La mission principale du ministre des Transports, Lazhar Hani est de « développer le maritime longtemps entre les mains des étrangers, l’aérien en créant un hub et le ferroviaire », détaillent nos sources, en affirmant que le pavillon algérien « doit s’imposer ». Que ce soit dans le transport aérien ou le fret maritime.
Dans le secteur des Travaux publics, la situation est également calamiteuse. « Tout le monde connaît ce qui s’est passé dans ce secteur », rappellent nos sources, en allusion aux scandales qui ont éclaté autour de l’octroi des marchés. Trois anciens ministres des Travaux publics sous Bouteflika sont poursuivis actuellement en justice dans des affaires liées à la corruption. Il s’agit de Amar Ghoul, Boudjemaa Talai et Abdelghani Zaalane.

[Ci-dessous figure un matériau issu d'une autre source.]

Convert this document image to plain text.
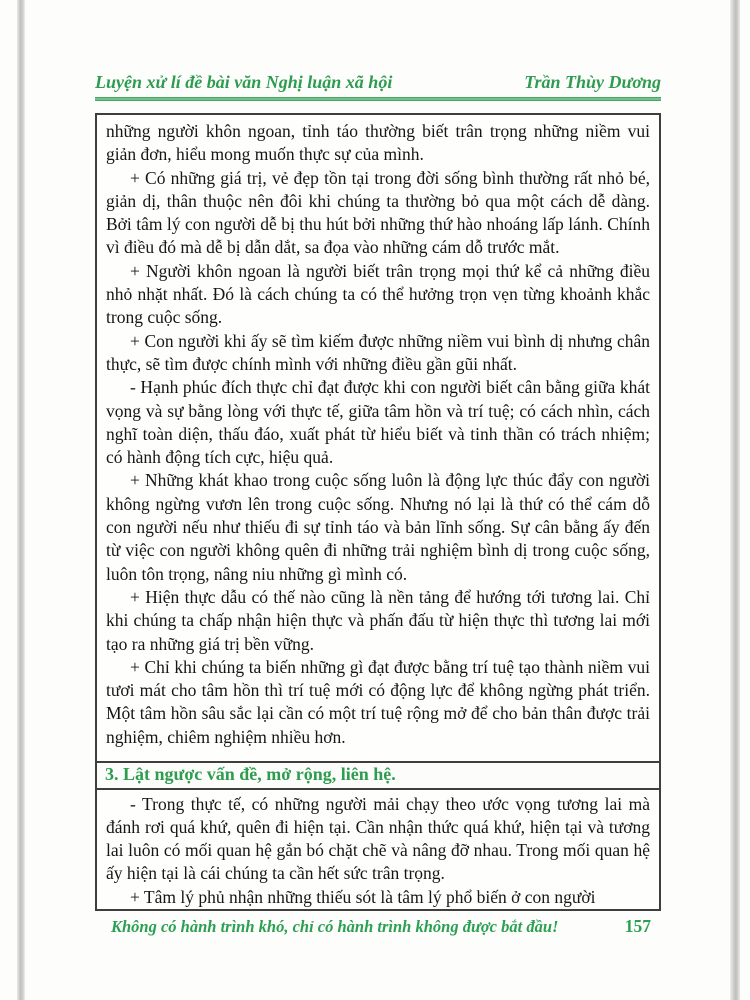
Luyện xử lí đề bài văn Nghị luận xã hội	Trần Thùy Dương

những người khôn ngoan, tỉnh táo thường biết trân trọng những niềm vui giản đơn, hiểu mong muốn thực sự của mình.

+ Có những giá trị, vẻ đẹp tồn tại trong đời sống bình thường rất nhỏ bé, giản dị, thân thuộc nên đôi khi chúng ta thường bỏ qua một cách dễ dàng. Bởi tâm lý con người dễ bị thu hút bởi những thứ hào nhoáng lấp lánh. Chính vì điều đó mà dễ bị dẫn dắt, sa đọa vào những cám dỗ trước mắt.

+ Người khôn ngoan là người biết trân trọng mọi thứ kể cả những điều nhỏ nhặt nhất. Đó là cách chúng ta có thể hưởng trọn vẹn từng khoảnh khắc trong cuộc sống.

+ Con người khi ấy sẽ tìm kiếm được những niềm vui bình dị nhưng chân thực, sẽ tìm được chính mình với những điều gần gũi nhất.

- Hạnh phúc đích thực chỉ đạt được khi con người biết cân bằng giữa khát vọng và sự bằng lòng với thực tế, giữa tâm hồn và trí tuệ; có cách nhìn, cách nghĩ toàn diện, thấu đáo, xuất phát từ hiểu biết và tinh thần có trách nhiệm; có hành động tích cực, hiệu quả.

+ Những khát khao trong cuộc sống luôn là động lực thúc đẩy con người không ngừng vươn lên trong cuộc sống. Nhưng nó lại là thứ có thể cám dỗ con người nếu như thiếu đi sự tỉnh táo và bản lĩnh sống. Sự cân bằng ấy đến từ việc con người không quên đi những trải nghiệm bình dị trong cuộc sống, luôn tôn trọng, nâng niu những gì mình có.

+ Hiện thực dẫu có thế nào cũng là nền tảng để hướng tới tương lai. Chỉ khi chúng ta chấp nhận hiện thực và phấn đấu từ hiện thực thì tương lai mới tạo ra những giá trị bền vững.

+ Chỉ khi chúng ta biến những gì đạt được bằng trí tuệ tạo thành niềm vui tươi mát cho tâm hồn thì trí tuệ mới có động lực để không ngừng phát triển. Một tâm hồn sâu sắc lại cần có một trí tuệ rộng mở để cho bản thân được trải nghiệm, chiêm nghiệm nhiều hơn.

3. Lật ngược vấn đề, mở rộng, liên hệ.

- Trong thực tế, có những người mải chạy theo ước vọng tương lai mà đánh rơi quá khứ, quên đi hiện tại. Cần nhận thức quá khứ, hiện tại và tương lai luôn có mối quan hệ gắn bó chặt chẽ và nâng đỡ nhau. Trong mối quan hệ ấy hiện tại là cái chúng ta cần hết sức trân trọng.

+ Tâm lý phủ nhận những thiếu sót là tâm lý phổ biến ở con người

Không có hành trình khó, chỉ có hành trình không được bắt đầu!	157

« On doit désenclaver des régions, entretenir les autoroutes, relancer les projets du grand port du Centre, et la voie ferrée vers les Hauts-Plateaux et le sud », résument-elles
L’Algérie veut exporter des médicaments
Autre nouveauté : la promotion de Lotfi Benbahmed au poste de ministre de l’Industrie pharmaceutique. Il était ministre délégué en charge du même secteur dans le gouvernement Djerad I. L’Algérie « a les moyens de devenir un acteur majeur dans ce secteur », assurent nos sources.
« La création de ce ministère doit permettre à l’industrie pharmaceutique de se développer davantage. C’est un secteur à très haute valeur ajoutée et un gisement d’emplois. Il doit être un des leviers de croissance de l’économie », soutiennent-elles.
Dans la PME/PMI, il s’agit de « créer d’ici la fin de l’année un nombre considérable de petites entreprises. Ce ministère doit encourager la création d’entreprises pour un nouveau départ de l’économie ».